SPECTER2
Property | Value |
---|---|
Model Type | BERT-base-uncased + adapters |
License | Apache 2.0 |
Paper | SciRepEval: A Multi-Format Benchmark |
Authors | Amanpreet Singh, Mike D'Arcy, Arman Cohan, Doug Downey, Sergey Feldman |
What is SPECTER2?
SPECTER2 is a sophisticated scientific document embedding model that succeeds the original SPECTER model. It's designed to generate task-specific embeddings for scientific papers using a combination of title and abstract information. The model utilizes adapter modules for different tasks like classification, regression, proximity, and ad-hoc search.
Implementation Details
The model is built on BERT-base-uncased architecture and trained on over 6M triplets of scientific paper citations. It employs a two-stage training process: first training the base model on citation triplets, then training task-specific adapters on the SciRepEval training tasks.

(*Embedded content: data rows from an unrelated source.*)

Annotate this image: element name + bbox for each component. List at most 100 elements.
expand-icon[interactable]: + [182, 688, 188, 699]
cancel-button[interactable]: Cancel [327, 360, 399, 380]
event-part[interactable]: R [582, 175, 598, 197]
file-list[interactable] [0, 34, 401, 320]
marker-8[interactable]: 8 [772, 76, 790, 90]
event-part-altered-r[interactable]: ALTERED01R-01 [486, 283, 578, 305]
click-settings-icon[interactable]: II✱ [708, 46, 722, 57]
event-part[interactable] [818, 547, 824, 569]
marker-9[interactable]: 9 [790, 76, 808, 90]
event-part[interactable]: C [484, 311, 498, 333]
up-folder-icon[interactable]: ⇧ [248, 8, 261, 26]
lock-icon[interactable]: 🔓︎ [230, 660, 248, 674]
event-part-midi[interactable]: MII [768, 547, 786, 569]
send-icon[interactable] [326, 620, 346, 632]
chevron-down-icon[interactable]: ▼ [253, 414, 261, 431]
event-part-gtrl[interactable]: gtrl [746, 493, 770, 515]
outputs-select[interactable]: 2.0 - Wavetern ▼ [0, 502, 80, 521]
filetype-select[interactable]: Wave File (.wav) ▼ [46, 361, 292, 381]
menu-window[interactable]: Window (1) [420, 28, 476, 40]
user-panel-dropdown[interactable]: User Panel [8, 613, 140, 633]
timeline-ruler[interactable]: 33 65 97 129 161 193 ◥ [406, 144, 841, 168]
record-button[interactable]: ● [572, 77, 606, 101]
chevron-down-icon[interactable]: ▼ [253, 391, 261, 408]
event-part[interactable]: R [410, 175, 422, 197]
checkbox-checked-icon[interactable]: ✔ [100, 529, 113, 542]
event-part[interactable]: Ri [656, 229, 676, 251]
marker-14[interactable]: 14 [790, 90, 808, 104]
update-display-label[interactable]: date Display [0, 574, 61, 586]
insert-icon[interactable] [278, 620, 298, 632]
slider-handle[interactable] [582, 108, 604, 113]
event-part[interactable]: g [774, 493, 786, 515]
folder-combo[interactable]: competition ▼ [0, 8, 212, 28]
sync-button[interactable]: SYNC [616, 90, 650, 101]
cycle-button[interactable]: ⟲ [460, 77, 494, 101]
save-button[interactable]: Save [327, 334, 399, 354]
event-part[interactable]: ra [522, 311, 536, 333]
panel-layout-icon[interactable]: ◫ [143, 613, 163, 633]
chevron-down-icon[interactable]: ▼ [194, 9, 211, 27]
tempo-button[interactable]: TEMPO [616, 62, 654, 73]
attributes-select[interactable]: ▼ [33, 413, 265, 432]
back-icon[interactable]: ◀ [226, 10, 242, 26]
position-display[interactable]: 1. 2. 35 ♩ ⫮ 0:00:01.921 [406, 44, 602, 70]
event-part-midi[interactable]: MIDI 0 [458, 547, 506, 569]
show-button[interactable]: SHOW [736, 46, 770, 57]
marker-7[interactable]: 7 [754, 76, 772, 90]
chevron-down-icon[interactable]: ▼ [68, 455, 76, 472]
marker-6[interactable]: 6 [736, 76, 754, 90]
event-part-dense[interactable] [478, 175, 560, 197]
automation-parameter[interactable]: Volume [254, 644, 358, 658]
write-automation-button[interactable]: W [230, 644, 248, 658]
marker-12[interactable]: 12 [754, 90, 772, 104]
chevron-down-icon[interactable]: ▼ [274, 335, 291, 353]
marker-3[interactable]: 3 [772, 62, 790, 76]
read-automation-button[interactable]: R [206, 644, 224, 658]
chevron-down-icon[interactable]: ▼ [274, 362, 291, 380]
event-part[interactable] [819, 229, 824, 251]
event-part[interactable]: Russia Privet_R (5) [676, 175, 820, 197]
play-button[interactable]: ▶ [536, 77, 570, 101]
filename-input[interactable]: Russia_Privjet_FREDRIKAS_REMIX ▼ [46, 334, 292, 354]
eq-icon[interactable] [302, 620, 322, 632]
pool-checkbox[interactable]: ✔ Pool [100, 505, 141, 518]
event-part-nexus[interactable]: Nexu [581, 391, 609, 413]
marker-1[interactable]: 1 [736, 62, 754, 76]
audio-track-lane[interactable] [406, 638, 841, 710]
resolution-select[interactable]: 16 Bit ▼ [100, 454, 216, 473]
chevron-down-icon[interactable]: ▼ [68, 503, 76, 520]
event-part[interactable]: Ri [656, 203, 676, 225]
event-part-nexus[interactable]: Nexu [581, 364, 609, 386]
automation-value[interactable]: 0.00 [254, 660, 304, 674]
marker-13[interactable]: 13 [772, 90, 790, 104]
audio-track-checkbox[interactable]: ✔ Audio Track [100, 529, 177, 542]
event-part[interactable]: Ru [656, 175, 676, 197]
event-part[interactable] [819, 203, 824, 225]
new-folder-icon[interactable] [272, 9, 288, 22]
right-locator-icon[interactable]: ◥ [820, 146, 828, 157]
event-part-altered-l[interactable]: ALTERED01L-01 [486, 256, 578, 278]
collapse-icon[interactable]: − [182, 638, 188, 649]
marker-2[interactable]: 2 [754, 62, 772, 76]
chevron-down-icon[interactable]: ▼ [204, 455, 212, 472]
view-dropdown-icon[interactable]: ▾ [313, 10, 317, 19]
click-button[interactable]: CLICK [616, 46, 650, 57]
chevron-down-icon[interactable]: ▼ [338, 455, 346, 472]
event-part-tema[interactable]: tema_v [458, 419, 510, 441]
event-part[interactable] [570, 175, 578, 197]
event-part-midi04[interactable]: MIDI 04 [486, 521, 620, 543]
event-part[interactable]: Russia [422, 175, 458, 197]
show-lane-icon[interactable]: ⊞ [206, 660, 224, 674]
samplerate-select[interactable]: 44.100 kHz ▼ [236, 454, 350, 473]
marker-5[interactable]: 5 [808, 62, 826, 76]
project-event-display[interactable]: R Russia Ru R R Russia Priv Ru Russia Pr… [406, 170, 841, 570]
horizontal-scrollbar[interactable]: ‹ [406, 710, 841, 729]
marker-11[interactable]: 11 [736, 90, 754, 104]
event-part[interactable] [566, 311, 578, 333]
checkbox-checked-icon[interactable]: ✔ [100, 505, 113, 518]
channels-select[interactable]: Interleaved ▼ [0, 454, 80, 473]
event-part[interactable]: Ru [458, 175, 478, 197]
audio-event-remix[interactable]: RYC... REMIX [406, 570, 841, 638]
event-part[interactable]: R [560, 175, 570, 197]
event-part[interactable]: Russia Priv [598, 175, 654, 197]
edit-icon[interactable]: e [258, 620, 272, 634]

- Base training uses batch size 1024, learning rate 2e-5, and 2 epochs
- Adapter training uses batch size 256, learning rate 1e-4, and 6 epochs
- Supports maximum input length of 512 tokens
Core Capabilities
- Paper similarity and citation prediction
- Document classification and regression tasks
- Ad-hoc query search
- Proximity-based paper retrieval
Frequently Asked Questions
Q: What makes this model unique?
SPECTER2's uniqueness lies in its adapter-based architecture that allows for task-specific optimizations while maintaining a strong base model trained on extensive citation data. It achieves state-of-the-art performance on various scientific document understanding tasks.
Q: What are the recommended use cases?
The model is recommended for tasks like academic paper similarity search, citation prediction, paper classification, and scientific literature retrieval. Different adapters should be used based on the specific task requirements.